За это время я написал след. вещи: пьесу о подхалиме «Култышкин», рассказ о любви («Персидская песнь»), рассказ о боксерах («Триста долларов»), рассказ о слепом музыканте («Подвиг»). Рассказ «Обиженный полисмен» напечатали в «Московском комсом.» 17 января. Я его немножко отшлифовал и отнес в издательство «Молодая гвардия» (Альманах молодых). За это время я претерпел столько неудач, столько мытарств, столько отказов, что могу с уверенностью сказать, что и на все эти вещи получу отрицательный ответ.

6 марта 1953 г. Ночь.

Не спится. Сижу и размышляю над своей судьбой и вообще обо всем.
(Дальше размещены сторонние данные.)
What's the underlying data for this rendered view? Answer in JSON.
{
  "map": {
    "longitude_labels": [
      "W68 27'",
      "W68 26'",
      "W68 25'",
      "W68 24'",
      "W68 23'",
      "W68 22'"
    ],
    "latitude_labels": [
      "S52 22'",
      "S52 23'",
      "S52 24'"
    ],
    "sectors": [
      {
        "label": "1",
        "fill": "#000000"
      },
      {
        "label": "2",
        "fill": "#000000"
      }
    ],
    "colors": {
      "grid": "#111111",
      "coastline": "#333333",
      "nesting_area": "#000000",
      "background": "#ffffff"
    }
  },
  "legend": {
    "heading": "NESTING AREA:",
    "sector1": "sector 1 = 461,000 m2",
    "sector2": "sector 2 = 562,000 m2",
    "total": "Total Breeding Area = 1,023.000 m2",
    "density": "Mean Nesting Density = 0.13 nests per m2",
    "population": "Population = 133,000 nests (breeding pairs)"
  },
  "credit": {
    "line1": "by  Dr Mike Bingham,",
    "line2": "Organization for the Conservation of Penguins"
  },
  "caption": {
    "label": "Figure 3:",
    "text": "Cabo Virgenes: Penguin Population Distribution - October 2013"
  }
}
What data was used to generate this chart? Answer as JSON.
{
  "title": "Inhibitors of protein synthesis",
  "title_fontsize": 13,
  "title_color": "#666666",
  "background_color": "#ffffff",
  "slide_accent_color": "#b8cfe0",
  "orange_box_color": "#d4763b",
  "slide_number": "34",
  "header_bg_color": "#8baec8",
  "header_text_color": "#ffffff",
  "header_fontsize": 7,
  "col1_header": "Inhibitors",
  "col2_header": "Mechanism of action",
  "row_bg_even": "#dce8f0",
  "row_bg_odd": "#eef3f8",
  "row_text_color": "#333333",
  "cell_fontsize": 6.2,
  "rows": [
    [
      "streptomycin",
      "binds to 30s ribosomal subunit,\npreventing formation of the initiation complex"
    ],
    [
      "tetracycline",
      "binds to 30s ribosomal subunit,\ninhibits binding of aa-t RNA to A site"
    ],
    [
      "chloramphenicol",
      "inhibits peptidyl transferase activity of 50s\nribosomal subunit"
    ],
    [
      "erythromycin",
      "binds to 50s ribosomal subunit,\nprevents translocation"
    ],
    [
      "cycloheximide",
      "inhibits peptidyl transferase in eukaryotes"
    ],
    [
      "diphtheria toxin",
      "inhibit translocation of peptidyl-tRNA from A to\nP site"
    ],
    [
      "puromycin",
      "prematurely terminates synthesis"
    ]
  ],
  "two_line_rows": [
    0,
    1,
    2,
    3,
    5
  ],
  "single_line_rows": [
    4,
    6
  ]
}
Последние дни мне упорно «везло». Рассказ мой о боксерах соглашались взять сразу две редакции – «Московский комс.» и «Сов. спорт». Кроме того, был согласован вопрос о принятии меня на работу разъездным спец. корреспондентом в газету «Сов. спорт». Я написал автобиографию, заполнил анкету, с великим трудом достал справку из домоуправления, с работы... и все эти документы сдал 5 марта секретарю редакции. Редактора не было. Он должен был быть вечером и провести меня приказом. 6 марта, т. е. сегодня, я должен был уже явиться в редакцию за назначением. Но сегодня утром над страной разнеслась тяжелая весть – умер Сталин... И я не поехал в редакцию: до меня ли там сейчас! На душе тяжело. Сегодня весь день по радио передавали трагические мелодии, и Левитан читал правительственное сообщение о смерти вождя. В Москве объявлен траур на три дня. Траурные флаги, афиши заклеены белой бумагой, кино не работает. Завтра я все же пойду в редакцию. Быть может, меня уже провели приказом. Если же нет, то тогда, значит, вообще не примут на работу. Сегодня стали известны результаты совместного заседания ЦК, Совета Министров и Президиума Верховного Совета. В правительстве большие изменения. Вполне вероятно, что изменения эти коснутся и Комитета по делам физкультуры и спорта, а следовательно, и газеты. Будет другой редактор, другая будет и обстановка.

В общем, завтра в моей личной судьбе все выяснится. Я почему-то уверен, что мне не повезет и на этот раз. Так уж паршиво складывается жизнь моя. Что делать?